El verdadero protagonista del relato, es, entonces, Jorge Salcedo (Matías Varela), encargado de la seguridad del cartel de Cali, que quiere dejar la organización criminal para dedicarse a su familia. Obviamente, los mafiosos no se lo permiten, en una historia poco original pero que acaba siendo la más desarrollada e interesante. Salcedo es el personaje con el que tenemos más posibilidades de identificarnos y está convincentemente interpretado por Varela, aunque le falta carisma, presencia y su acento hablando español es, una vez más, raro. Finalmente, el gran defecto de esta tercera temporada de Narcos es sobre todo que su historia principal acaba resultando reiterativa. Los esfuerzos de los agentes para cazar a los capos, cómo estos se ocultan en sus mansiones y el obstáculo que supone una policía colombiana corrupta, todo esto se repite al menos en tres ocasiones. También se estira la tensión de que Salcedo sea descubierto como el chivato de la DEA: la escena en la que se resuelve este asunto es, además, muy poco satisfactoria. El guión desprecia otras tramas, como la guerra contra el cartel del valle del norte, que podría haberle dado algo de vidilla a la historia.

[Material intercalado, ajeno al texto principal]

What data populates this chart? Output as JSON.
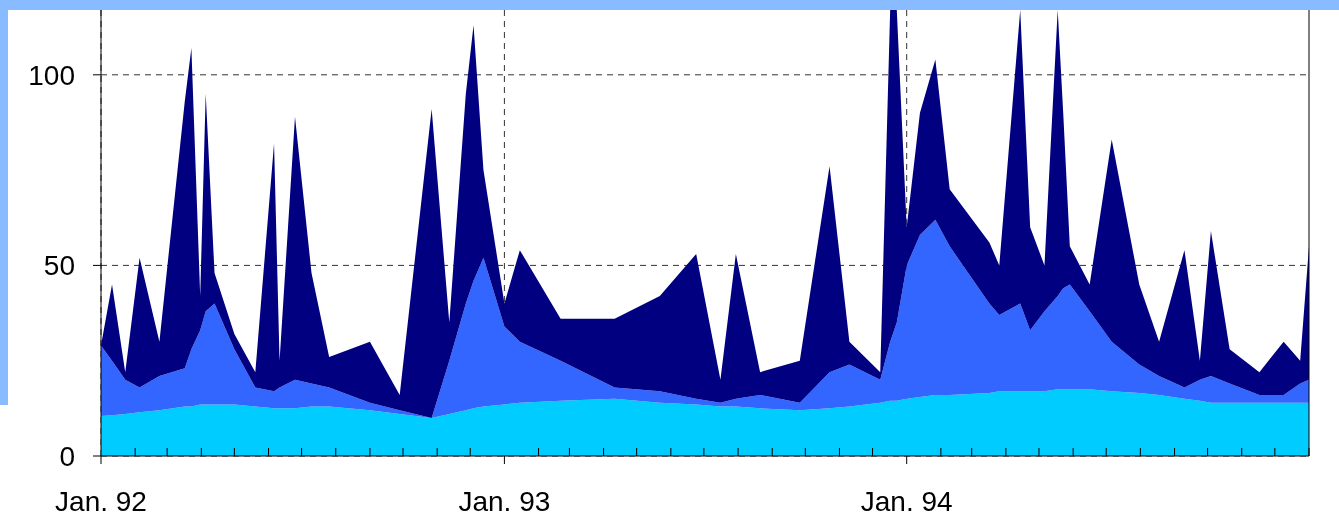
{
  "chart_data": {
    "type": "area",
    "stacked": true,
    "grid": true,
    "line_style": "dashed",
    "xlim": [
      "1992-01-01",
      "1995-01-01"
    ],
    "ylim": [
      0,
      117
    ],
    "yticks": [
      0,
      50,
      100
    ],
    "xticks": [
      {
        "value": "1992-01-01",
        "label": "Jan. 92"
      },
      {
        "value": "1992-02-01",
        "label": null
      },
      {
        "value": "1992-03-01",
        "label": null
      },
      {
        "value": "1992-04-01",
        "label": null
      },
      {
        "value": "1992-05-01",
        "label": null
      },
      {
        "value": "1992-06-01",
        "label": null
      },
      {
        "value": "1992-07-01",
        "label": null
      },
      {
        "value": "1992-08-01",
        "label": null
      },
      {
        "value": "1992-09-01",
        "label": null
      },
      {
        "value": "1992-10-01",
        "label": null
      },
      {
        "value": "1992-11-01",
        "label": null
      },
      {
        "value": "1992-12-01",
        "label": null
      },
      {
        "value": "1993-01-01",
        "label": "Jan. 93"
      },
      {
        "value": "1993-02-01",
        "label": null
      },
      {
        "value": "1993-03-01",
        "label": null
      },
      {
        "value": "1993-04-01",
        "label": null
      },
      {
        "value": "1993-05-01",
        "label": null
      },
      {
        "value": "1993-06-01",
        "label": null
      },
      {
        "value": "1993-07-01",
        "label": null
      },
      {
        "value": "1993-08-01",
        "label": null
      },
      {
        "value": "1993-09-01",
        "label": null
      },
      {
        "value": "1993-10-01",
        "label": null
      },
      {
        "value": "1993-11-01",
        "label": null
      },
      {
        "value": "1993-12-01",
        "label": null
      },
      {
        "value": "1994-01-01",
        "label": "Jan. 94"
      },
      {
        "value": "1994-02-01",
        "label": null
      },
      {
        "value": "1994-03-01",
        "label": null
      },
      {
        "value": "1994-04-01",
        "label": null
      },
      {
        "value": "1994-05-01",
        "label": null
      },
      {
        "value": "1994-06-01",
        "label": null
      },
      {
        "value": "1994-07-01",
        "label": null
      },
      {
        "value": "1994-08-01",
        "label": null
      },
      {
        "value": "1994-09-01",
        "label": null
      },
      {
        "value": "1994-10-01",
        "label": null
      },
      {
        "value": "1994-11-01",
        "label": null
      },
      {
        "value": "1994-12-01",
        "label": null
      },
      {
        "value": "1995-01-01",
        "label": null
      }
    ],
    "x": [
      "1992-01-01",
      "1992-01-11",
      "1992-01-23",
      "1992-02-05",
      "1992-02-23",
      "1992-03-17",
      "1992-03-23",
      "1992-03-31",
      "1992-04-05",
      "1992-04-13",
      "1992-05-01",
      "1992-05-20",
      "1992-06-06",
      "1992-06-11",
      "1992-06-25",
      "1992-07-10",
      "1992-07-26",
      "1992-09-01",
      "1992-09-28",
      "1992-10-27",
      "1992-11-12",
      "1992-11-27",
      "1992-12-04",
      "1992-12-13",
      "1993-01-01",
      "1993-01-15",
      "1993-02-21",
      "1993-04-11",
      "1993-05-22",
      "1993-06-24",
      "1993-07-16",
      "1993-07-30",
      "1993-08-21",
      "1993-09-26",
      "1993-10-23",
      "1993-11-10",
      "1993-12-08",
      "1993-12-17",
      "1993-12-23",
      "1994-01-01",
      "1994-01-13",
      "1994-01-27",
      "1994-02-09",
      "1994-03-17",
      "1994-03-26",
      "1994-04-14",
      "1994-04-23",
      "1994-05-06",
      "1994-05-18",
      "1994-05-23",
      "1994-05-29",
      "1994-06-16",
      "1994-07-06",
      "1994-07-31",
      "1994-08-18",
      "1994-09-10",
      "1994-09-24",
      "1994-10-04",
      "1994-10-21",
      "1994-11-17",
      "1994-12-09",
      "1994-12-24",
      "1995-01-01"
    ],
    "series": [
      {
        "color": "#00ccff",
        "values": [
          10.5,
          10.7,
          11,
          11.5,
          12,
          13,
          13,
          13.5,
          13.5,
          13.5,
          13.5,
          13,
          12.5,
          12.5,
          12.5,
          13,
          13,
          12,
          11,
          10,
          11,
          12,
          12.5,
          13,
          13.5,
          14,
          14.5,
          15,
          14,
          13.5,
          13,
          13,
          12.5,
          12,
          12.5,
          13,
          14,
          14.5,
          14.5,
          15,
          15.5,
          16,
          16,
          16.5,
          17,
          17,
          17,
          17,
          17.5,
          17.5,
          17.5,
          17.5,
          17,
          16.5,
          16,
          15,
          14.5,
          14,
          14,
          14,
          14,
          14,
          14
        ]
      },
      {
        "color": "#3366ff",
        "values": [
          18.5,
          14.3,
          9,
          6.5,
          9,
          10,
          15,
          19.5,
          24.5,
          26.5,
          14.5,
          5,
          4.5,
          5.5,
          7.5,
          6,
          5,
          2,
          1,
          0,
          14,
          28,
          33.5,
          39,
          20.5,
          16,
          10.5,
          3,
          3,
          1.5,
          1,
          2,
          3.5,
          2,
          9.5,
          11,
          6,
          15.5,
          20.5,
          35,
          42.5,
          46,
          39,
          23.5,
          20,
          23,
          16,
          21,
          24.5,
          26.5,
          27.5,
          20.5,
          13,
          7.5,
          5,
          3,
          5.5,
          7,
          5,
          2,
          2,
          5,
          6
        ]
      },
      {
        "color": "#000080",
        "values": [
          0,
          20,
          2,
          34,
          9,
          70,
          79,
          9,
          57,
          8,
          4,
          4,
          65,
          7,
          69,
          29,
          8,
          16,
          4,
          81,
          10,
          55,
          67,
          23,
          6,
          24,
          11,
          18,
          25,
          38,
          6,
          38,
          6,
          11,
          54,
          6,
          2,
          87,
          82,
          10,
          32,
          42,
          15,
          16,
          13,
          77,
          27,
          12,
          75,
          46,
          10,
          7,
          53,
          21,
          9,
          36,
          5,
          38,
          9,
          6,
          14,
          6,
          35
        ]
      }
    ]
  }
}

Es verdad que hay buenos momentos, como ese tercer episodio que, apoyándose en la voz en off -muleta narrativa habitual- con datos reales y un lenguaje pedagógico, nos introduce en el modus operandi de los criminales y en los entresijos de la burocracia de la guerra contra la droga estadounidense. Pero no es suficiente. Con la amplia oferta actual de series de calidad, Narcos no puede ser más que un divertimento menor.